I checked carefully one such time bins. The ft1 file looks good, I computed an exposure map (gtexpmap) and it looks good. I tried to run the analysis with the unbinned method and it worked successfully, completing the likelihood fit. So there is valuable scientific information that is missed. This is really problematic.

dagorym commented 3 years ago

@sarabuson Do you have a set of test files I could use to recreated this issue?

This may be the same problem as this issue: https://github.com/fermi-lat/Likelihood/issues/83 but would like to verify. The files referenced by @me-manu are not longer present on the SLAC computers for me to grab.

But given the error me-manu posted from fermipy, it may be that the source map file is not being created properly as that fits error is very specific.

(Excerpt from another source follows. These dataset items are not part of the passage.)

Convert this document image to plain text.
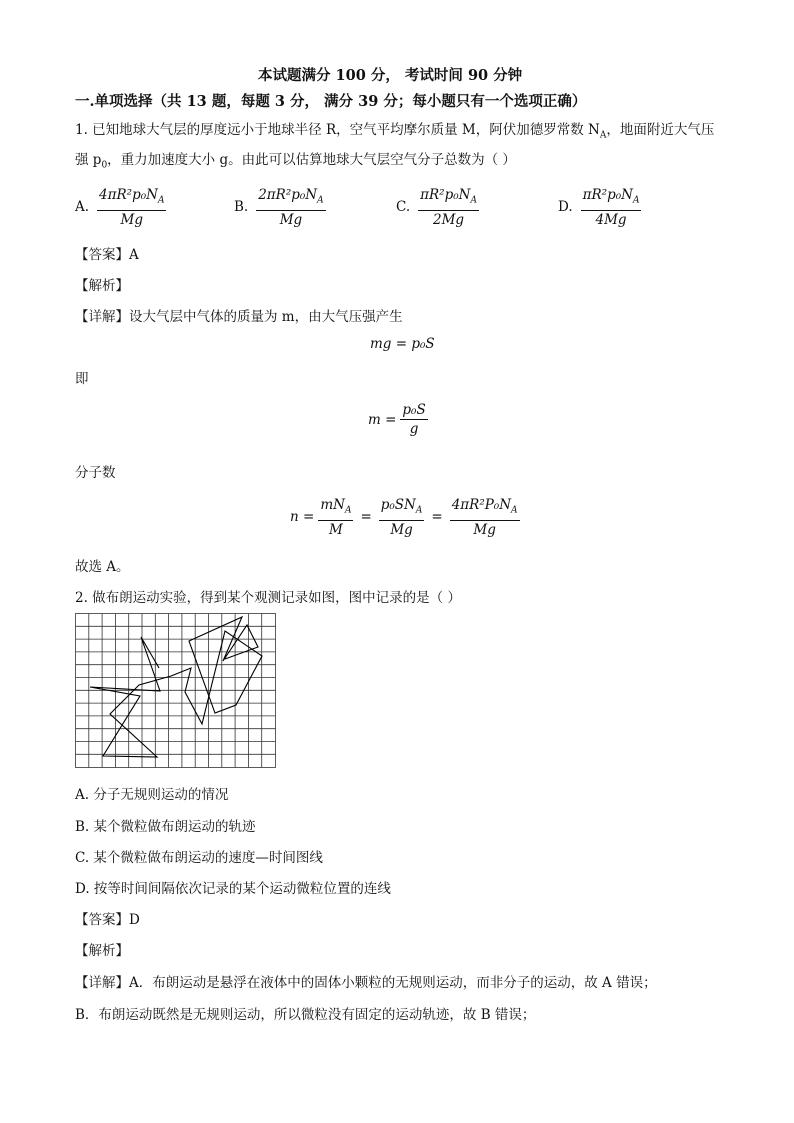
本试题满分 100 分， 考试时间 90 分钟
一.单项选择（共 13 题，每题 3 分， 满分 39 分；每小题只有一个选项正确）
1. 已知地球大气层的厚度远小于地球半径 R，空气平均摩尔质量 M，阿伏加德罗常数 $N_A$，地面附近大气压
强 $p_0$，重力加速度大小 g。由此可以估算地球大气层空气分子总数为（ ）
A. $\frac{4\pi R^2p_0N_A}{Mg}$	B. $\frac{2\pi R^2p_0N_A}{Mg}$	C. $\frac{\pi R^2p_0N_A}{2Mg}$	D. $\frac{\pi R^2p_0N_A}{4Mg}$
【答案】A
【解析】
【详解】设大气层中气体的质量为 m，由大气压强产生
mg = p₀S
即
$m = \frac{\text{p₀S}}{g}$
分子数
$n = \frac{mN_A}{M} = \frac{p_0SN_A}{Mg} = \frac{4\pi R^2P_0N_A}{Mg}$
故选 A。
2. 做布朗运动实验，得到某个观测记录如图，图中记录的是（ ）
A. 分子无规则运动的情况
B. 某个微粒做布朗运动的轨迹
C. 某个微粒做布朗运动的速度—时间图线
D. 按等时间间隔依次记录的某个运动微粒位置的连线
【答案】D
【解析】
【详解】A．布朗运动是悬浮在液体中的固体小颗粒的无规则运动，而非分子的运动，故 A 错误；
B．布朗运动既然是无规则运动，所以微粒没有固定的运动轨迹，故 B 错误；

dagorym commented 3 years ago

I'm going to mark this one as resolved unless it comes up again with the new version of gtsrcmaps and someone can provide sample files that reproduce the issue.

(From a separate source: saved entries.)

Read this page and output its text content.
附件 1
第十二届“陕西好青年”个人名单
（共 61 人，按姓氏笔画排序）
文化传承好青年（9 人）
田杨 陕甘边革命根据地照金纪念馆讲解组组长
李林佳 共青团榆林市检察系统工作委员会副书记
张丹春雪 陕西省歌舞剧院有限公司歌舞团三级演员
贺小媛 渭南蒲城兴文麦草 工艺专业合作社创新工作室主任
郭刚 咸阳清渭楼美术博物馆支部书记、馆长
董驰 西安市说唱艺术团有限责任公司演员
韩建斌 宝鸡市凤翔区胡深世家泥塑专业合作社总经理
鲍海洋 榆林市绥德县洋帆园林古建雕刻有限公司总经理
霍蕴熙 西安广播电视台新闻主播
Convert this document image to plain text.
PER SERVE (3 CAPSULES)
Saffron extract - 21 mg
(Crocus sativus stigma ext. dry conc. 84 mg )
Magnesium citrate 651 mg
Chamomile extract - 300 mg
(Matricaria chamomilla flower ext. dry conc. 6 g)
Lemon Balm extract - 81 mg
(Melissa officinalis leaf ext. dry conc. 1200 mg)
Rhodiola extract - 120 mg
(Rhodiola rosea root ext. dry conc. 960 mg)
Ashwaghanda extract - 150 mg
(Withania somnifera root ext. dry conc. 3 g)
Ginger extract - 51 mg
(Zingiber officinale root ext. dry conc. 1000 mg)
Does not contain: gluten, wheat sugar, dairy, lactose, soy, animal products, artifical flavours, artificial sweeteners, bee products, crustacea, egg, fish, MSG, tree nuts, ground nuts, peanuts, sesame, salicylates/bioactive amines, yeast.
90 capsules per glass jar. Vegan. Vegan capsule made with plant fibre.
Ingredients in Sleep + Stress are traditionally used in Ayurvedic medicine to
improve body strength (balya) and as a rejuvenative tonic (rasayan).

sarabuson commented 3 years ago

Hi Tom, this is not solved. It comes up any time I run light curves.. I have been very busy with other work but will provide you with the files and more info shortly (I have many of them..).

dagorym commented 3 years ago

Okay, once you send me some files, I'll track this one down. Thanks.

sarabuson commented 3 years ago

I've provided Tom with a (not-)working example and post here few additional useful info just for future reference.

What I found after five full days of investigation:

  1. If I analyze this same dataset with unbinned likelihoood, it all is fine. So the issue is with binned likelihood, and with the gtsrcmap tool itself. (now on referring to binned likelihood:)
  2. the problem are a couple of sources included in the xml that have no exposure, when the gtsrcmap gets to one of them (e.g. 4FGL J0503.5-1116) it crashes with ” Floating point exception ”
  3. If I remove these sources from the srcmdl_00.xml , the srcmap computation is fine.
  4. Among many many identical tries, one computation of the srcmap went through without crashing. I put in the folder this output file for reference, it is “successfull_srcmap_00.fits”. The output for the problematic source 4FGL J0503.5-1116 is a set of zeros (but double check).
  5. I tried many ways, but I found none to overcome or bypass this issue with fermipy. My conclusion is that the gtsrcmap code has to be able to handle it. Indeed, that would also be the best desirable fix.
dagorym commented 3 years ago

Okay, the issue was a divide by zero (as expected) in a part of the code that was generating a scaling factor by dividing by the integral over the PSF. For sources with no exposure, this PSF is zero, hence the error. I added a guard that checked for the zero valued integral and just set the scaling factor to zero in that case since zero time zero will still be zero, this doesn't affect the analysis but prevents the crash.

Testing between the current version and the fixed version so that they produce the identical source maps on "good" data with no zero exposure sources but the fixed version handles the zero exposure objects gracefully simply providing zero valued source maps.

Built and tagged as version 2.0.5. You can install with the following command for testing: conda create -n fermitest -c conda-forge -c fermi -c fermi/label/dev fermitools=2.0.5

dagorym commented 3 years ago

These newest versions seem to have resolved the issue and Sara has reported that it is working now.